Ini telah memicu perasaan campur aduk dari penggemar durian, yang memuja tanda tangannya yang berbau.
"Sebuah durian tanpa baunya tidak lain hanyalah cangkang kosong tanpa esensi," tulis Richie Liang dari Singapura, yang juga membandingkan "durian tanpa bau uniknya" kepada "manusia yang telah kehilangan nyawanya".
Setelah tiga tahun penelitian, yang didanai secara pribadi oleh sekelompok pecinta durian anonim, tim ilmuwan lima orang ilmuwan sekarang memiliki peta genetik lengkap dari buah, yang pertama di dunia.
Temuan mereka dipublikasikan di jurnal Nature Genetics.
"Analisis kami menunjukkan bahwa produksi sulfur yang mudah menguap dipompa turbocharged pada durian, yang sesuai dengan pendapat banyak orang bahwa aroma durian memiliki aspek 'sulphury'," kata ahli genetika Patrick Tan, yang memimpin penelitian tersebut.
Para periset mengatakan bahwa bau khas durian tersebut merupakan tujuan penting untuk hal itu di alam liar: membantu menarik hewan untuk memakannya dan menyebarkan bijinya.
Tumbuh di banyak negara di Asia Tenggara tropis, durian runcing dan bau busuk adalah rasa yang didapat.
Buahnya dicintai dan dibenci dalam ukuran yang sama.

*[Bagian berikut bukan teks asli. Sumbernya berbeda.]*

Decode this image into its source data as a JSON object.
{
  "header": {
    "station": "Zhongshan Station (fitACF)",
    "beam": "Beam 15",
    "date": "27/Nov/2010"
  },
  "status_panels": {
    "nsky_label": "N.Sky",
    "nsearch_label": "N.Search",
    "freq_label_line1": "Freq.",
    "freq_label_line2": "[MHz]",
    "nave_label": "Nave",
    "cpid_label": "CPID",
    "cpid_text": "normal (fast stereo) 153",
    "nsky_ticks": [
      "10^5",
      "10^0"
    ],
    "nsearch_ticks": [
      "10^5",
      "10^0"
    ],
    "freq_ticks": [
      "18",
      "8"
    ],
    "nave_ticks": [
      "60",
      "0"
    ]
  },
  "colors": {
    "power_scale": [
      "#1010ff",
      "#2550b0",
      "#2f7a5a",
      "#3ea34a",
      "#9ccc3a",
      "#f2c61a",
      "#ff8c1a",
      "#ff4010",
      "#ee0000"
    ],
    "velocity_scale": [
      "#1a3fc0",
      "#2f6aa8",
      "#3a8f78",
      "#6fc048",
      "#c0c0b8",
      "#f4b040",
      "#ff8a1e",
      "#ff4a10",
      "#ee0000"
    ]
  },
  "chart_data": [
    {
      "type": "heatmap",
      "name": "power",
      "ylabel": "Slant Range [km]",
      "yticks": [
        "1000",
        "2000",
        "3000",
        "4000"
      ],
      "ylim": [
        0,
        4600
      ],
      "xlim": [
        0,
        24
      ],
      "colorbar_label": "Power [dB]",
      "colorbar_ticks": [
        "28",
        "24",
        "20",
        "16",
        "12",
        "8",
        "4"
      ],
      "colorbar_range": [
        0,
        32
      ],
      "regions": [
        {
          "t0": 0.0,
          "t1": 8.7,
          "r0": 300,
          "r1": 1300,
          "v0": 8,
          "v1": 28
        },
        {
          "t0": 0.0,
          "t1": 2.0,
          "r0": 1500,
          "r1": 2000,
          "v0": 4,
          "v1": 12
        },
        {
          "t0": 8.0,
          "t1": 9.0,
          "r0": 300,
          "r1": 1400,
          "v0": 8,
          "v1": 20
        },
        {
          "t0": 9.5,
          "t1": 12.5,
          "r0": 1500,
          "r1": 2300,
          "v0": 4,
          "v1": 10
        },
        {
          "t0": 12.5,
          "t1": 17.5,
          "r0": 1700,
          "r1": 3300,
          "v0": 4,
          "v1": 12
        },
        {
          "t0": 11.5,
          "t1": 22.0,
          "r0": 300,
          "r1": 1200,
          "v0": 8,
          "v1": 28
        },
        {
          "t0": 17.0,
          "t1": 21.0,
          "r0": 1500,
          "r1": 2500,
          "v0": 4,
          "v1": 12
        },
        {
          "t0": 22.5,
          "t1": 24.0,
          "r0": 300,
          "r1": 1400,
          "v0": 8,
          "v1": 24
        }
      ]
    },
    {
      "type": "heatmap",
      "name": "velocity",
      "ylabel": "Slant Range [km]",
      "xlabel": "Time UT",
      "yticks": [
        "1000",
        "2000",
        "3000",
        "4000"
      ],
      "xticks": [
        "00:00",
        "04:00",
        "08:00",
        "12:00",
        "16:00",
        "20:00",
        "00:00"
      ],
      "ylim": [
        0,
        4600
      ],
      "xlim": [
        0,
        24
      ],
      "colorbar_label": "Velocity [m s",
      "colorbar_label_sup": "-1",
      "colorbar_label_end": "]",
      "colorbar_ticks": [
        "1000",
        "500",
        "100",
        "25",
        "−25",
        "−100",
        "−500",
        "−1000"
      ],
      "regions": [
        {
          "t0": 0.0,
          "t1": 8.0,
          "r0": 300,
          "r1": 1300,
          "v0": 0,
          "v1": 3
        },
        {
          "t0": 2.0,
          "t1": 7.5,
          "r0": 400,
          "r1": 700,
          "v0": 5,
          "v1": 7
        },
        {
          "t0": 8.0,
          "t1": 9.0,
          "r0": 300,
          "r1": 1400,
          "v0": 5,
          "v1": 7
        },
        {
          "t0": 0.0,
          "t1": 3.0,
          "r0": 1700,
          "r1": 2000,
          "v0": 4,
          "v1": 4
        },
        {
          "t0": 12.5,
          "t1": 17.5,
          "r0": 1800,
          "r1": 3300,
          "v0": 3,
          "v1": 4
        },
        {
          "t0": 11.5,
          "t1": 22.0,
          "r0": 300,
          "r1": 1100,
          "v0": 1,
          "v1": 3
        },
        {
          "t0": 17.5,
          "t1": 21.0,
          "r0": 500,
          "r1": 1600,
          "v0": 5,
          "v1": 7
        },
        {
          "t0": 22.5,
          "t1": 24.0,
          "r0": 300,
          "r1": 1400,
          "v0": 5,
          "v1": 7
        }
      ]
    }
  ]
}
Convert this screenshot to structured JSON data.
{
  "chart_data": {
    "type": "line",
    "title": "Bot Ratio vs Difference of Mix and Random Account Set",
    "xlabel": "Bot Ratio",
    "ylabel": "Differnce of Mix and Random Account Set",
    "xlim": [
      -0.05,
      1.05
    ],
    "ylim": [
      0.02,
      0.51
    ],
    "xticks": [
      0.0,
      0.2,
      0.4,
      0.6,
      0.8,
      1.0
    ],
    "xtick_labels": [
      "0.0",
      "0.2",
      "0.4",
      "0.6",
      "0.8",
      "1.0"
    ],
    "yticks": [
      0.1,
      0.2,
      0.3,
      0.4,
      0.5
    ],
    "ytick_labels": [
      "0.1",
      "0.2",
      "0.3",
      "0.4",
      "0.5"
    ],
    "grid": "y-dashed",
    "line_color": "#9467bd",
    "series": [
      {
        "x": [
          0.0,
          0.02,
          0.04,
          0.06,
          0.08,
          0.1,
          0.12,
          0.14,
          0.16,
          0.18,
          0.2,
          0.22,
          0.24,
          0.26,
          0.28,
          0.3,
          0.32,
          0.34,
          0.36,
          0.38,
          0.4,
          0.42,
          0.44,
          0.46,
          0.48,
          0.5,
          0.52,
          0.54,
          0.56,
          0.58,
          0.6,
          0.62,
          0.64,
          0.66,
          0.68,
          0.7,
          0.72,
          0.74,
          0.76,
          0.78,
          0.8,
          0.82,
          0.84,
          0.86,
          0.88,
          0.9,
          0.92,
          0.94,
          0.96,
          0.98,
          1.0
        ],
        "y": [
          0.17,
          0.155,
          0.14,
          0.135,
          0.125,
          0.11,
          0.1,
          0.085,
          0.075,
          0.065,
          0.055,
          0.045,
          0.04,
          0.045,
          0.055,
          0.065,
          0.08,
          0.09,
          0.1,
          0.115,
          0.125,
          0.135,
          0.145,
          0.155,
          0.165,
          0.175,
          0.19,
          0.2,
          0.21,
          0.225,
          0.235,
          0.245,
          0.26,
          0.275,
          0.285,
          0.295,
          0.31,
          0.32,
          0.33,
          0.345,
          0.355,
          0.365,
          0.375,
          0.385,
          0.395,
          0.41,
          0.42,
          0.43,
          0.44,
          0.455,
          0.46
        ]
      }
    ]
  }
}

Makan durian dilarang di banyak ruang terbuka di seluruh Singapura dan membawa itu dilarang di angkutan umum karena baunya.
Namun penggemarnya tetap sangat protektif karena mempertahankan aroma kontroversialnya.
Agen Poker Online - "Apa durian itu jika tidak berbau dan hambar? Yuck," kata Manfred Man, menambahkan bahwa ia "tidak akan pernah main dengan alam".
Jason Lim melihat potensi penemuan durian tersebut dan membagikan harapannya untuk tanda tangan tanda tangan hibrida baru. "Saya berharap seseorang membuat alpukat dengan aroma durian. Penggemar durian akan tahu apa yang saya bicarakan."
Selain bau, nenek moyang durian juga diturunkan, diyakini berusia sekitar 65 juta tahun di pabrik kakao.
Zachary Tay dengan meriah menyimpulkan wahyu ini: "Jadi kita pada dasarnya memakan cokelat."